When I decided to study art history instead of English literature, it was because using words to analyze visual objects made more sense to me than writing about writing. It wasn’t until I had already spent a year teaching that I came to understand the important lessons I had learned from studying art history. Most significantly, it helped me to See Better. It brought back the sparkle and glitter of the world. It trained my mind to formulate problems and find solutions. It made me think about psychology and creative energy. It put me in touch with the spiritual, and gave me an inkling of cosmic consciousness.
I came to the above realizations while sitting in the nave of the church of St. Madeleine in Vézélay, on one of many unorthodox pilgrimages. (When seeking shelter at the Pax Christi in Vézélay I was asked if I was on an “orthodox pilgrimage.”) Not surprisingly, and also because I loved to visit the Cloisters as a college student in New York City, my first area of expertise was in the middle ages. My Master’s Thesis was Witchcraft Motifs in Northern European Art of the Sixteenth Century – not exactly medieval, but as far back as one could go to study witchcraft iconography. My doctoral dissertation was An Archaeological Investigation of the Winchester Psalter (BL Cotton Nero C IV). I loved spending days in the Student’s Room of the old British Library, pouring over priceless illuminated manuscripts, each of which resonated with a mystical aura. Three articles followed from that work: “An Archaeological Reconstruction of a Previous State of the Winchester Psalter,” “No Exit: Structure and Organization in a Twelfth Century Last Judgement Cycle,” and “The Winchester Psalter: A Re-ordering of Its Prefatory Miniatures According to Scriptural Sequence.”

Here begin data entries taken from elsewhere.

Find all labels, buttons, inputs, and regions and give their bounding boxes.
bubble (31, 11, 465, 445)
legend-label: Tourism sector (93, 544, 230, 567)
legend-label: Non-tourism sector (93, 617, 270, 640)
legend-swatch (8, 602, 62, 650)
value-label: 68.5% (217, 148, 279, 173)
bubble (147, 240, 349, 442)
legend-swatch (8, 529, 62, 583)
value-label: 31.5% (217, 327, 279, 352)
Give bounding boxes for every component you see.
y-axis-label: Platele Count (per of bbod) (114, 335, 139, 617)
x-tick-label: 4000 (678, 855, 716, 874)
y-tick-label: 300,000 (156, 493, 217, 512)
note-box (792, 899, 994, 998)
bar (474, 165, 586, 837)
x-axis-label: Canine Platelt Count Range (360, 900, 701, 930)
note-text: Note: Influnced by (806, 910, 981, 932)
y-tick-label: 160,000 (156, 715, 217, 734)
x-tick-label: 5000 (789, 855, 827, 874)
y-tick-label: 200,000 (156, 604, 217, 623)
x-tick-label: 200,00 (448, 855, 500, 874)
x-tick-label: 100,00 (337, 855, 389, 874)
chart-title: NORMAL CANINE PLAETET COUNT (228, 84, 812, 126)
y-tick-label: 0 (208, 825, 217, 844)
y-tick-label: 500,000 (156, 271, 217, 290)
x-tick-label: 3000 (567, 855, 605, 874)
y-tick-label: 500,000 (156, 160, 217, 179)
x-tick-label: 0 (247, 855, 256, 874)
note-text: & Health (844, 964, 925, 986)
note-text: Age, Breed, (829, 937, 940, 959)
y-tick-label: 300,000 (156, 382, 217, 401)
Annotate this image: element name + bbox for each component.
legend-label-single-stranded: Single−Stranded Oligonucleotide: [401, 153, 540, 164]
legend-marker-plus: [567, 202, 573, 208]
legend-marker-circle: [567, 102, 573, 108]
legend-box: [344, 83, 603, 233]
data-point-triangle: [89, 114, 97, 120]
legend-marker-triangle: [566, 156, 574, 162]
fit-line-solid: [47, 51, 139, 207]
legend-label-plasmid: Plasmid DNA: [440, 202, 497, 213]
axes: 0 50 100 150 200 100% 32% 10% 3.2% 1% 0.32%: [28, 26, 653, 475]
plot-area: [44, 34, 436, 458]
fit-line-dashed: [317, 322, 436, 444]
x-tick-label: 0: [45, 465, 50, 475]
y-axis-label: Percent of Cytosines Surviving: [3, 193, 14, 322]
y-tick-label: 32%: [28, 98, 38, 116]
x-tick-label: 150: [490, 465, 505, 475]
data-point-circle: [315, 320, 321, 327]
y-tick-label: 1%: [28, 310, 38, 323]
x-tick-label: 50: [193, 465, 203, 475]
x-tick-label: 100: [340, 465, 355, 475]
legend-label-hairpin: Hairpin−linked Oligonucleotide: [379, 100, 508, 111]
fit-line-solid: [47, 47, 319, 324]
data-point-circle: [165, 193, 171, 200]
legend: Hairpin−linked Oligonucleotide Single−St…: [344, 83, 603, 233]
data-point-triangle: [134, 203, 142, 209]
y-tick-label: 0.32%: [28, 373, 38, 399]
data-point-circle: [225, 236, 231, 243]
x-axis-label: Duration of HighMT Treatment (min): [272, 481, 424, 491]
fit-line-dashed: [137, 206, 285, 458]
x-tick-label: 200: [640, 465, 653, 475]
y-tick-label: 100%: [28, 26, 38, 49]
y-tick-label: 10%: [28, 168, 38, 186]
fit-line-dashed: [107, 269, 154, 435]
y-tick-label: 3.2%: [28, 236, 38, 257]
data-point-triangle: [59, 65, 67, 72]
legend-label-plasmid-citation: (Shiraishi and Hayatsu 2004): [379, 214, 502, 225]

During the early 1970s I became deeply involved with the Women’s Movement and began to proudly define myself as a feminist. In the early 1980s I began teaching about women artists, and at the same time began to hear their voices through their writings. Ultimately I felt the need to come out of the scholarly closet and devote my energies to the study of women artists of the 19th, 20th, and now 21st centuries. As a graduate student I had a secondary concentration in Modern Art, and for the past twenty years I have devoted my research solely to women artists of this period. My two critical anthologies are Voicing Our Visions and Voicing Today’s Visions. Both of these volumes contain writings by women artists, as well as analytical essays. They both emphasize the process of coming to voice. I also wrote a short monograph on Mary Cassatt, and served as a consultant and author for The Dictionary of Women Artists, along with completing other writings. My current project, The Gendered Artist, is a series of essays that explore strategies used by women artists to maintain their artistic authority.